Until recently, hedge fund administration was a commoditized business. Before the crisis, half the job of administrators was to keep up with demand. After Lehman and Madoff, a few things happened. Hedge fund assets declined significantly, which meant revenues for administrators went down. Administrators also have been forced to invest a lot more in their platforms in order to have a competitive, robust, and global infrastructure. Most notably, perhaps, has been the move away from providing only core administration services to offering more middle-office and add-on services with the industry’s renewed focus on risk management, regulation, transparency, and delivery of information. Thus, we are now seeing administrators, both big and small, quickly move up the value chain.

Timely and accurate NAVs, transparency in the valuation process, reporting, SAS 70 Level II certifications, liquidity, independent fund accounting—all of these things are now critical, as the increased participation (particularly from institutional investors) in hedge funds has raised the pressure on administrators to execute on these tasks reliably, accurately, and against the time demands set by the market and fund managers. “Being able to claim you provide full service is no longer just about doing books and records, it is about providing operational support,” says Viteos’ White. “Investors aren’t just ticking the box anymore. They are asking tough questions.”

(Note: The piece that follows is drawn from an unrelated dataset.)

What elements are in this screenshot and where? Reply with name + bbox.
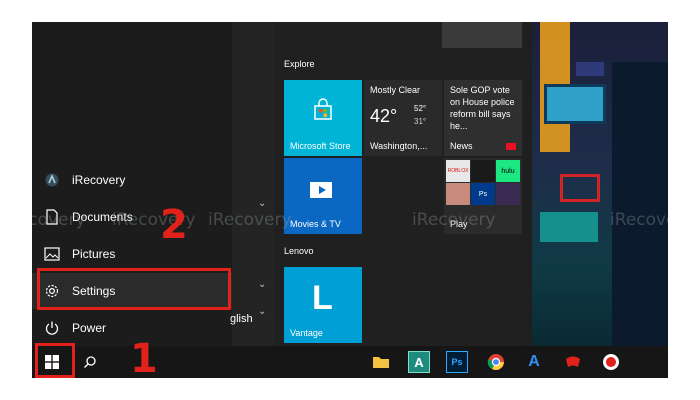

With more scrutiny from investors— and fewer funds to compete for—not every administrator can win. With the move away from the self-administration of the pre-Madoff era, independent fund administrators are now in high demand but, in addition to wanting independence, investors and managers also are attracted to global brand names and well-capitalized administrators. Lee Partridge, outsourced CIO of the San Diego County Employees Retirement Association (SDCERA), questions the shelf life of smaller administrators, “Just as we (the end investor) often gravitate toward larger funds, managers also gravitate toward larger administrators. The sleep-at-night factor is much better.”

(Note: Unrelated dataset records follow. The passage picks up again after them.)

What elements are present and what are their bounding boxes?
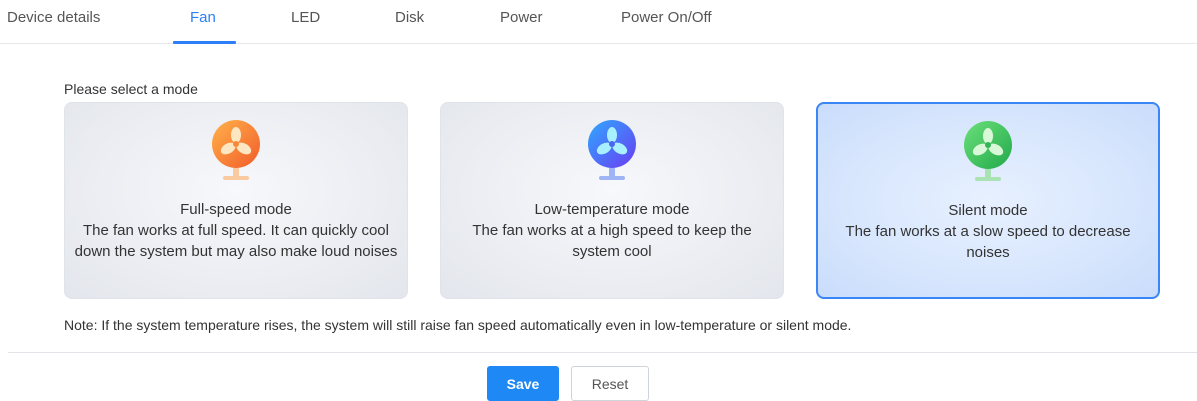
tab-power-on-off[interactable]: Power On/Off (621, 9, 712, 26)
fan-speed-note: Note: If the system temperature rises, t… (64, 317, 852, 333)
active-tab-indicator (173, 41, 236, 44)
tab-disk[interactable]: Disk (395, 9, 424, 26)
tab-bar: Device details Fan LED Disk Power Power … (0, 0, 1197, 44)
mode-title: Low-temperature mode (534, 201, 690, 218)
fan-green-icon (964, 121, 1012, 181)
mode-card-low-temperature[interactable]: Low-temperature mode The fan works at a … (440, 102, 784, 299)
mode-title: Silent mode (948, 202, 1028, 219)
mode-description: The fan works at a high speed to keep th… (472, 222, 752, 260)
footer-divider (8, 352, 1197, 353)
tab-led[interactable]: LED (291, 9, 320, 26)
tab-fan[interactable]: Fan (190, 9, 216, 26)
mode-prompt: Please select a mode (64, 81, 198, 97)
mode-title: Full-speed mode (180, 201, 292, 218)
mode-card-full-speed[interactable]: Full-speed mode The fan works at full sp… (64, 102, 408, 299)
tab-power[interactable]: Power (500, 9, 543, 26)
fan-orange-icon (212, 120, 260, 180)
mode-card-silent[interactable]: Silent mode The fan works at a slow spee… (816, 102, 1160, 299)
save-button[interactable]: Save (487, 366, 559, 401)
mode-description: The fan works at a slow speed to decreas… (845, 223, 1131, 261)
tab-device-details[interactable]: Device details (7, 9, 100, 26)
fan-blue-icon (588, 120, 636, 180)
reset-button[interactable]: Reset (571, 366, 649, 401)
mode-description: The fan works at full speed. It can quic… (74, 222, 398, 260)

This is the challenge that smaller administrators have to overcome—and it appears that many are succeeding. “Some funds feel the need to put a big name in their docs, but for those who are truly focused on getting the right service, we definitely get a fair shot,” says Joan Kehoe, CEO of Quintillion. Moreover, small does not equate with limited service. As White argues, “We might be small but we are not boutique. We have complete coverage of all asset classes as well as global coverage.”

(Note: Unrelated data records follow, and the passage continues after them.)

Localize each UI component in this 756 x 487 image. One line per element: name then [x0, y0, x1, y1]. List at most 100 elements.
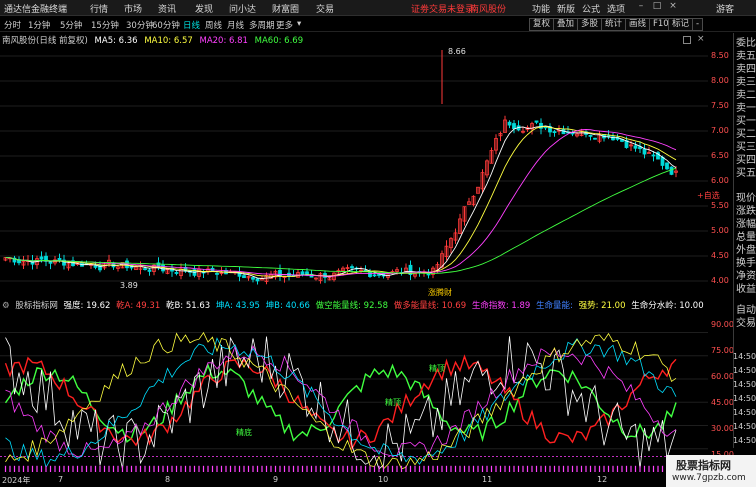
side-item-outer[interactable]: 外盘 [736, 244, 756, 257]
side-item-bid2[interactable]: 买二 [736, 128, 756, 141]
time-tick: 14:50 [733, 352, 756, 361]
time-tick: 14:50 [733, 436, 756, 445]
menu-item-news[interactable]: 资讯 [158, 2, 176, 15]
menu-bar: 通达信金融终端 行情 市场 资讯 发现 问小达 财富圈 交易 证劵交易未登录 南… [0, 0, 756, 16]
period-toolbar: 分时 1分钟 5分钟 15分钟 30分钟 60分钟 日线 周线 月线 多周期 更… [0, 17, 756, 32]
period-tab-5min[interactable]: 5分钟 [60, 19, 82, 31]
side-item-change-pct[interactable]: 涨幅 [736, 218, 756, 231]
period-tab-15min[interactable]: 15分钟 [91, 19, 119, 31]
date-tick: 8 [165, 475, 171, 484]
side-item-bid4[interactable]: 买四 [736, 154, 756, 167]
login-status[interactable]: 证劵交易未登录 [411, 2, 474, 15]
stock-name-tag: 南风股份 [470, 5, 507, 15]
price-tick: 4.00 [711, 276, 729, 285]
param-qian-b: 乾B: 51.63 [165, 301, 211, 311]
add-watchlist-button[interactable]: +自选 [697, 190, 720, 201]
menu-guest[interactable]: 游客 [716, 2, 734, 15]
side-item-turnover[interactable]: 换手 [736, 257, 756, 270]
period-tab-more[interactable]: 更多 [276, 19, 293, 31]
price-tick: 7.50 [711, 101, 729, 110]
indicator-name[interactable]: 股标指标网 [15, 301, 58, 311]
side-item-ask1[interactable]: 卖一 [736, 102, 756, 115]
period-tab-1min[interactable]: 1分钟 [28, 19, 50, 31]
menu-item-market[interactable]: 市场 [124, 2, 142, 15]
stats-button[interactable]: 统计 [601, 18, 627, 31]
side-item-bid5[interactable]: 买五 [736, 167, 756, 180]
side-item-ask4[interactable]: 卖四 [736, 63, 756, 76]
expand-icon[interactable] [683, 36, 691, 44]
candle-body [255, 278, 260, 282]
side-item-price[interactable]: 现价 [736, 192, 756, 205]
candle-body [507, 121, 512, 126]
close-icon[interactable]: × [668, 1, 678, 13]
side-item-bid3[interactable]: 买三 [736, 141, 756, 154]
side-item-net-assets[interactable]: 净资 [736, 270, 756, 283]
candle-body [665, 162, 669, 170]
candle-body [377, 274, 381, 276]
menu-item-wealth[interactable]: 财富圈 [272, 2, 299, 15]
side-item-bid-ratio[interactable]: 委比 [736, 37, 756, 50]
mark-button[interactable]: 标记 [668, 18, 694, 31]
draw-line-button[interactable]: 画线 [625, 18, 651, 31]
side-item-ask2[interactable]: 卖二 [736, 89, 756, 102]
chevron-down-icon[interactable]: ▾ [297, 19, 301, 29]
indicator-chart[interactable]: 精顶 精顶 精底 [0, 311, 708, 475]
candle-body [39, 256, 44, 260]
side-item-bid1[interactable]: 买一 [736, 115, 756, 128]
indicator-header: ⚙ 股标指标网 强度: 19.62 乾A: 49.31 乾B: 51.63 坤A… [2, 299, 707, 311]
candle-body [651, 154, 656, 157]
period-tab-30min[interactable]: 30分钟 [126, 19, 154, 31]
indicator-tick: 60.00 [711, 372, 734, 381]
side-item-trade[interactable]: 交易 [736, 317, 756, 330]
adjust-button[interactable]: 复权 [529, 18, 555, 31]
period-tab-weekly[interactable]: 周线 [205, 19, 222, 31]
side-item-ask5[interactable]: 卖五 [736, 50, 756, 63]
ma-line [5, 125, 677, 278]
period-tab-multi[interactable]: 多周期 [249, 19, 275, 31]
menu-function[interactable]: 功能 [532, 2, 550, 15]
candle-body [147, 269, 152, 272]
menu-item-trade[interactable]: 交易 [316, 2, 334, 15]
indicator-tick: 90.00 [711, 320, 734, 329]
minimize-icon[interactable]: – [636, 1, 646, 13]
candle-body [143, 268, 147, 270]
menu-item-quotes[interactable]: 行情 [90, 2, 108, 15]
signal-label: 精底 [236, 427, 252, 437]
candle-body [570, 132, 575, 135]
candle-body [633, 145, 638, 149]
indicator-settings-icon[interactable]: ⚙ [2, 301, 10, 311]
menu-formula[interactable]: 公式 [582, 2, 600, 15]
side-item-change[interactable]: 涨跌 [736, 205, 756, 218]
overlay-button[interactable]: 叠加 [553, 18, 579, 31]
side-item-earnings[interactable]: 收益 [736, 283, 756, 296]
period-tab-monthly[interactable]: 月线 [227, 19, 244, 31]
side-item-volume[interactable]: 总量 [736, 231, 756, 244]
price-tick: 7.00 [711, 126, 729, 135]
price-tick: 5.50 [711, 201, 729, 210]
price-tick: 5.00 [711, 226, 729, 235]
maximize-icon[interactable]: □ [652, 1, 662, 13]
candle-body [512, 123, 516, 129]
close-icon[interactable]: × [697, 34, 705, 44]
side-item-auto[interactable]: 自动 [736, 304, 756, 317]
side-item-ask3[interactable]: 卖三 [736, 76, 756, 89]
signal-label: 精顶 [385, 397, 401, 407]
menu-item-ask[interactable]: 问小达 [229, 2, 256, 15]
chart-annotations: 8.66 3.89 涨腾财 [120, 47, 466, 296]
indicator-bars [4, 465, 677, 472]
ma-line [5, 167, 677, 274]
period-tab-60min[interactable]: 60分钟 [152, 19, 180, 31]
period-tab-daily[interactable]: 日线 [183, 19, 200, 31]
menu-new-version[interactable]: 新版 [557, 2, 575, 15]
candle-body [93, 265, 98, 268]
date-tick: 2024年 [2, 476, 31, 485]
menu-options[interactable]: 选项 [607, 2, 625, 15]
menu-item-discover[interactable]: 发现 [195, 2, 213, 15]
candlestick-chart[interactable]: 8.66 3.89 涨腾财 [0, 44, 708, 296]
price-tick: 4.50 [711, 251, 729, 260]
collapse-button[interactable]: - [692, 18, 704, 31]
watermark-title: 股票指标网 [676, 459, 731, 472]
multi-stock-button[interactable]: 多股 [577, 18, 603, 31]
candle-body [350, 266, 354, 269]
period-tab-intraday[interactable]: 分时 [4, 19, 21, 31]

Going with the big names may have been the right decision pre-crisis but, with investors now more concerned with the back-office operation of hedge funds, funds are looking to administrators for solutions to their reporting and operational needs. White observes, “The conversation is no longer just about fees and services. Clients want to know how you are going to address their other business challenges.”

One Piece of the Puzzle 

Still, hedge fund administration is only one piece of the puzzle. If Madoff taught investors anything, it is this: Buyer Beware. If anything, administrators are simply one line on a long list of due diligence requirements for asset owners when choosing a hedge fund vehicle. Partridge, who joined SDCERA shortly after the fund suffered large losses with hedge fund implosion Amaranth, reflects: “I don’t know that Amaranth could have been completely avoided. You really have to know your manager. I don’t think even today’s administrators could have prevented Amaranth.” With any potential misrepresentation of material facts, it is always good to get as much independent verification as possible—but administrators are not the complete solution, Partridge notes. “I think the larger issue is understanding the sources of risk and how they overlap with each other,” he adds.

While Amaranth may not have been avoided even with the best administrators, the industry seems to be maturing. This is the new era of fund administration—the ‘Yes We Do’ era, not just for administrators, but for managers, as well as end investors.